Polymorphisms in the MSH3 coding region may alter the stability of the MSH3 protein directly or by altering its interaction with MSH2 [47], [48]. In particular, although our homology modeling results did not offer insight into which variants resided in regions critical to overall protein structure nor did the polymorphism reside in known protein-binding domains (Figure 5A and Figure S6), the highly conserved T321I variant occurs within a Type I β-Turn which could be critical for protein folding [71], [72]. Changes in β-Turn sequences modulate protein stability [71], [72], [75], [76], where unfavourable sequence changes can dramatically decrease protein folding rate [77], [78] and in some cases completely ablate protein expression [79]. In addition to potential changes brought by the T321I variant, the CBy strain gains a potential serine phosphosite at amino acid 79 as experimentally determined in the homologous human MSH3 protein (site 116 in hMSH3) [80], which could impact overall protein conformation, its protein-binding capacity and stability [81]. While the actual contribution of any of the MSH3 amino acid variants, alone or coincident with the others, will require experimental support, together our findings support an effect upon protein stability.

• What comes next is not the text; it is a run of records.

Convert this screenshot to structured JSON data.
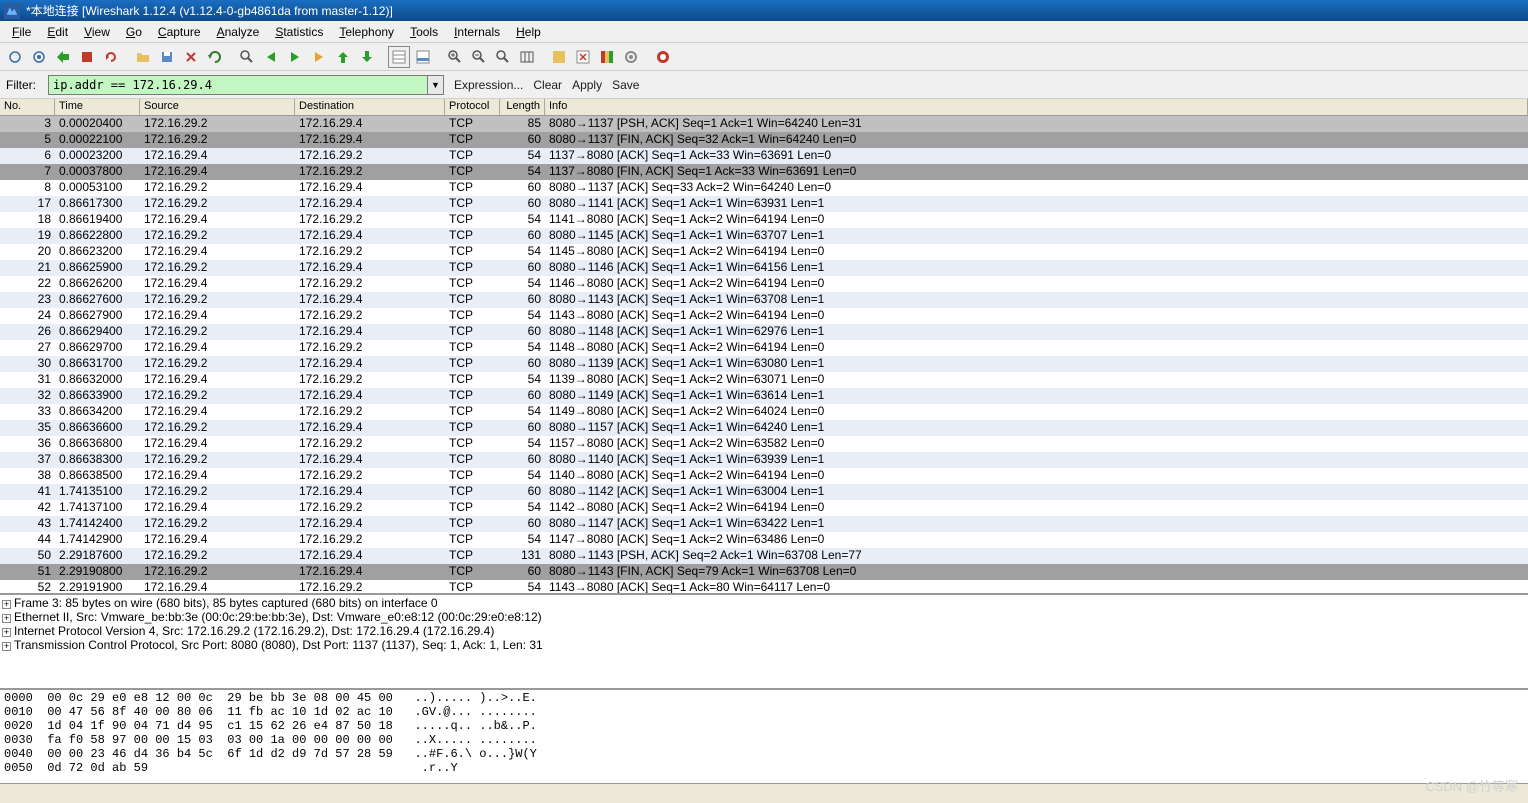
{
  "title": "*本地连接   [Wireshark 1.12.4  (v1.12.4-0-gb4861da from master-1.12)]",
  "menu": [
    "File",
    "Edit",
    "View",
    "Go",
    "Capture",
    "Analyze",
    "Statistics",
    "Telephony",
    "Tools",
    "Internals",
    "Help"
  ],
  "filter": {
    "label": "Filter:",
    "value": "ip.addr == 172.16.29.4",
    "expression": "Expression...",
    "clear": "Clear",
    "apply": "Apply",
    "save": "Save"
  },
  "columns": [
    "No.",
    "Time",
    "Source",
    "Destination",
    "Protocol",
    "Length",
    "Info"
  ],
  "packets": [
    {
      "no": "3",
      "time": "0.00020400",
      "src": "172.16.29.2",
      "dst": "172.16.29.4",
      "prot": "TCP",
      "len": "85",
      "info": "8080→1137 [PSH, ACK] Seq=1 Ack=1 Win=64240 Len=31",
      "cls": "sel"
    },
    {
      "no": "5",
      "time": "0.00022100",
      "src": "172.16.29.2",
      "dst": "172.16.29.4",
      "prot": "TCP",
      "len": "60",
      "info": "8080→1137 [FIN, ACK] Seq=32 Ack=1 Win=64240 Len=0",
      "cls": "dark"
    },
    {
      "no": "6",
      "time": "0.00023200",
      "src": "172.16.29.4",
      "dst": "172.16.29.2",
      "prot": "TCP",
      "len": "54",
      "info": "1137→8080 [ACK] Seq=1 Ack=33 Win=63691 Len=0",
      "cls": "light"
    },
    {
      "no": "7",
      "time": "0.00037800",
      "src": "172.16.29.4",
      "dst": "172.16.29.2",
      "prot": "TCP",
      "len": "54",
      "info": "1137→8080 [FIN, ACK] Seq=1 Ack=33 Win=63691 Len=0",
      "cls": "dark"
    },
    {
      "no": "8",
      "time": "0.00053100",
      "src": "172.16.29.2",
      "dst": "172.16.29.4",
      "prot": "TCP",
      "len": "60",
      "info": "8080→1137 [ACK] Seq=33 Ack=2 Win=64240 Len=0",
      "cls": ""
    },
    {
      "no": "17",
      "time": "0.86617300",
      "src": "172.16.29.2",
      "dst": "172.16.29.4",
      "prot": "TCP",
      "len": "60",
      "info": "8080→1141 [ACK] Seq=1 Ack=1 Win=63931 Len=1",
      "cls": "light"
    },
    {
      "no": "18",
      "time": "0.86619400",
      "src": "172.16.29.4",
      "dst": "172.16.29.2",
      "prot": "TCP",
      "len": "54",
      "info": "1141→8080 [ACK] Seq=1 Ack=2 Win=64194 Len=0",
      "cls": ""
    },
    {
      "no": "19",
      "time": "0.86622800",
      "src": "172.16.29.2",
      "dst": "172.16.29.4",
      "prot": "TCP",
      "len": "60",
      "info": "8080→1145 [ACK] Seq=1 Ack=1 Win=63707 Len=1",
      "cls": "light"
    },
    {
      "no": "20",
      "time": "0.86623200",
      "src": "172.16.29.4",
      "dst": "172.16.29.2",
      "prot": "TCP",
      "len": "54",
      "info": "1145→8080 [ACK] Seq=1 Ack=2 Win=64194 Len=0",
      "cls": ""
    },
    {
      "no": "21",
      "time": "0.86625900",
      "src": "172.16.29.2",
      "dst": "172.16.29.4",
      "prot": "TCP",
      "len": "60",
      "info": "8080→1146 [ACK] Seq=1 Ack=1 Win=64156 Len=1",
      "cls": "light"
    },
    {
      "no": "22",
      "time": "0.86626200",
      "src": "172.16.29.4",
      "dst": "172.16.29.2",
      "prot": "TCP",
      "len": "54",
      "info": "1146→8080 [ACK] Seq=1 Ack=2 Win=64194 Len=0",
      "cls": ""
    },
    {
      "no": "23",
      "time": "0.86627600",
      "src": "172.16.29.2",
      "dst": "172.16.29.4",
      "prot": "TCP",
      "len": "60",
      "info": "8080→1143 [ACK] Seq=1 Ack=1 Win=63708 Len=1",
      "cls": "light"
    },
    {
      "no": "24",
      "time": "0.86627900",
      "src": "172.16.29.4",
      "dst": "172.16.29.2",
      "prot": "TCP",
      "len": "54",
      "info": "1143→8080 [ACK] Seq=1 Ack=2 Win=64194 Len=0",
      "cls": ""
    },
    {
      "no": "26",
      "time": "0.86629400",
      "src": "172.16.29.2",
      "dst": "172.16.29.4",
      "prot": "TCP",
      "len": "60",
      "info": "8080→1148 [ACK] Seq=1 Ack=1 Win=62976 Len=1",
      "cls": "light"
    },
    {
      "no": "27",
      "time": "0.86629700",
      "src": "172.16.29.4",
      "dst": "172.16.29.2",
      "prot": "TCP",
      "len": "54",
      "info": "1148→8080 [ACK] Seq=1 Ack=2 Win=64194 Len=0",
      "cls": ""
    },
    {
      "no": "30",
      "time": "0.86631700",
      "src": "172.16.29.2",
      "dst": "172.16.29.4",
      "prot": "TCP",
      "len": "60",
      "info": "8080→1139 [ACK] Seq=1 Ack=1 Win=63080 Len=1",
      "cls": "light"
    },
    {
      "no": "31",
      "time": "0.86632000",
      "src": "172.16.29.4",
      "dst": "172.16.29.2",
      "prot": "TCP",
      "len": "54",
      "info": "1139→8080 [ACK] Seq=1 Ack=2 Win=63071 Len=0",
      "cls": ""
    },
    {
      "no": "32",
      "time": "0.86633900",
      "src": "172.16.29.2",
      "dst": "172.16.29.4",
      "prot": "TCP",
      "len": "60",
      "info": "8080→1149 [ACK] Seq=1 Ack=1 Win=63614 Len=1",
      "cls": "light"
    },
    {
      "no": "33",
      "time": "0.86634200",
      "src": "172.16.29.4",
      "dst": "172.16.29.2",
      "prot": "TCP",
      "len": "54",
      "info": "1149→8080 [ACK] Seq=1 Ack=2 Win=64024 Len=0",
      "cls": ""
    },
    {
      "no": "35",
      "time": "0.86636600",
      "src": "172.16.29.2",
      "dst": "172.16.29.4",
      "prot": "TCP",
      "len": "60",
      "info": "8080→1157 [ACK] Seq=1 Ack=1 Win=64240 Len=1",
      "cls": "light"
    },
    {
      "no": "36",
      "time": "0.86636800",
      "src": "172.16.29.4",
      "dst": "172.16.29.2",
      "prot": "TCP",
      "len": "54",
      "info": "1157→8080 [ACK] Seq=1 Ack=2 Win=63582 Len=0",
      "cls": ""
    },
    {
      "no": "37",
      "time": "0.86638300",
      "src": "172.16.29.2",
      "dst": "172.16.29.4",
      "prot": "TCP",
      "len": "60",
      "info": "8080→1140 [ACK] Seq=1 Ack=1 Win=63939 Len=1",
      "cls": "light"
    },
    {
      "no": "38",
      "time": "0.86638500",
      "src": "172.16.29.4",
      "dst": "172.16.29.2",
      "prot": "TCP",
      "len": "54",
      "info": "1140→8080 [ACK] Seq=1 Ack=2 Win=64194 Len=0",
      "cls": ""
    },
    {
      "no": "41",
      "time": "1.74135100",
      "src": "172.16.29.2",
      "dst": "172.16.29.4",
      "prot": "TCP",
      "len": "60",
      "info": "8080→1142 [ACK] Seq=1 Ack=1 Win=63004 Len=1",
      "cls": "light"
    },
    {
      "no": "42",
      "time": "1.74137100",
      "src": "172.16.29.4",
      "dst": "172.16.29.2",
      "prot": "TCP",
      "len": "54",
      "info": "1142→8080 [ACK] Seq=1 Ack=2 Win=64194 Len=0",
      "cls": ""
    },
    {
      "no": "43",
      "time": "1.74142400",
      "src": "172.16.29.2",
      "dst": "172.16.29.4",
      "prot": "TCP",
      "len": "60",
      "info": "8080→1147 [ACK] Seq=1 Ack=1 Win=63422 Len=1",
      "cls": "light"
    },
    {
      "no": "44",
      "time": "1.74142900",
      "src": "172.16.29.4",
      "dst": "172.16.29.2",
      "prot": "TCP",
      "len": "54",
      "info": "1147→8080 [ACK] Seq=1 Ack=2 Win=63486 Len=0",
      "cls": ""
    },
    {
      "no": "50",
      "time": "2.29187600",
      "src": "172.16.29.2",
      "dst": "172.16.29.4",
      "prot": "TCP",
      "len": "131",
      "info": "8080→1143 [PSH, ACK] Seq=2 Ack=1 Win=63708 Len=77",
      "cls": "light"
    },
    {
      "no": "51",
      "time": "2.29190800",
      "src": "172.16.29.2",
      "dst": "172.16.29.4",
      "prot": "TCP",
      "len": "60",
      "info": "8080→1143 [FIN, ACK] Seq=79 Ack=1 Win=63708 Len=0",
      "cls": "dark"
    },
    {
      "no": "52",
      "time": "2.29191900",
      "src": "172.16.29.4",
      "dst": "172.16.29.2",
      "prot": "TCP",
      "len": "54",
      "info": "1143→8080 [ACK] Seq=1 Ack=80 Win=64117 Len=0",
      "cls": ""
    }
  ],
  "details": [
    "Frame 3: 85 bytes on wire (680 bits), 85 bytes captured (680 bits) on interface 0",
    "Ethernet II, Src: Vmware_be:bb:3e (00:0c:29:be:bb:3e), Dst: Vmware_e0:e8:12 (00:0c:29:e0:e8:12)",
    "Internet Protocol Version 4, Src: 172.16.29.2 (172.16.29.2), Dst: 172.16.29.4 (172.16.29.4)",
    "Transmission Control Protocol, Src Port: 8080 (8080), Dst Port: 1137 (1137), Seq: 1, Ack: 1, Len: 31"
  ],
  "hex": [
    "0000  00 0c 29 e0 e8 12 00 0c  29 be bb 3e 08 00 45 00   ..)..... )..>..E.",
    "0010  00 47 56 8f 40 00 80 06  11 fb ac 10 1d 02 ac 10   .GV.@... ........",
    "0020  1d 04 1f 90 04 71 d4 95  c1 15 62 26 e4 87 50 18   .....q.. ..b&..P.",
    "0030  fa f0 58 97 00 00 15 03  03 00 1a 00 00 00 00 00   ..X..... ........",
    "0040  00 00 23 46 d4 36 b4 5c  6f 1d d2 d9 7d 57 28 59   ..#F.6.\\ o...}W(Y",
    "0050  0d 72 0d ab 59                                      .r..Y"
  ],
  "watermark": "CSDN @竹等寒"
}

Here we have shown that naturally occurring genetic variation in an MMR gene, like engineered genetic deficiencies of MMR genes, can lead to changes in the direction and pattern of CAG/CTG repeat instability. A loss of Msh2 and Msh3 have led to both a loss of expansions and increased CAG/CTG contractions; suggesting that MMR proteins may both drive expansions as well as protect against contractions [16], [26], [27], [34]–[36], [49]. The pattern of CAG instability is also affected by MMR genes – possibly reflected by changes in the number of repeat units involved in a mutagenic event. It is possible that there are two different mechanisms involved in large expansions; the accumulation of many short (single-repeat) length changes per mutagenic event; or salutatory large (many-repeat) jumps per mutagenic event. In vivo evidence suggesting the existence of two distinct mechanisms was the observation of bimodal distribution of repeat length in certain tissues of HD and DM1 mice [13], [27], which is also evident in some patient tissues and may be due to cell lineage-specific instabilities [4], [82]–[84]. This bimodal distribution of repeat lengths was only observed herein with homozygosity for the B6 Msh3 gene (Figure 1 and Figure 2). Recent modeling studies of HD mice suggest the involvement of distinct short and large mutagenic events [25]. Similarly, it was reported that two distinct modes of repeat instability occur at dinucleotide repeats in MMR-defective (hMSH2, hMLH1, hPMS2) deficient tumours of humans but not mice, those with changes of < or = 6 repeats and those with changes of >8 repeats [85]–[87]. In cultured cells of patients suffering a CAG/CTG disease and certain tissues the mutation events appear to be short increments, of 1 to 3 CTG/CAG units per mutation event [88], similar to that occurring at other simple repeats such as (CA)n and (A)n [85], [89], [90]. Interestingly, the bimodal distribution of CAG expansions was lost in mice harbouring a CBy Msh3 gene, which might suggest that MSH3 is involved in larger repeat expansions. However, the requirement of hMutSβ for the repair of short slip-outs of a single repeat unit, but not of longer slip-outs (>3 units), strongly supports the concept that the MSH3-sensitive expansions we observe in the mice are in fact the accumulation of many single-repeat expansion events [42].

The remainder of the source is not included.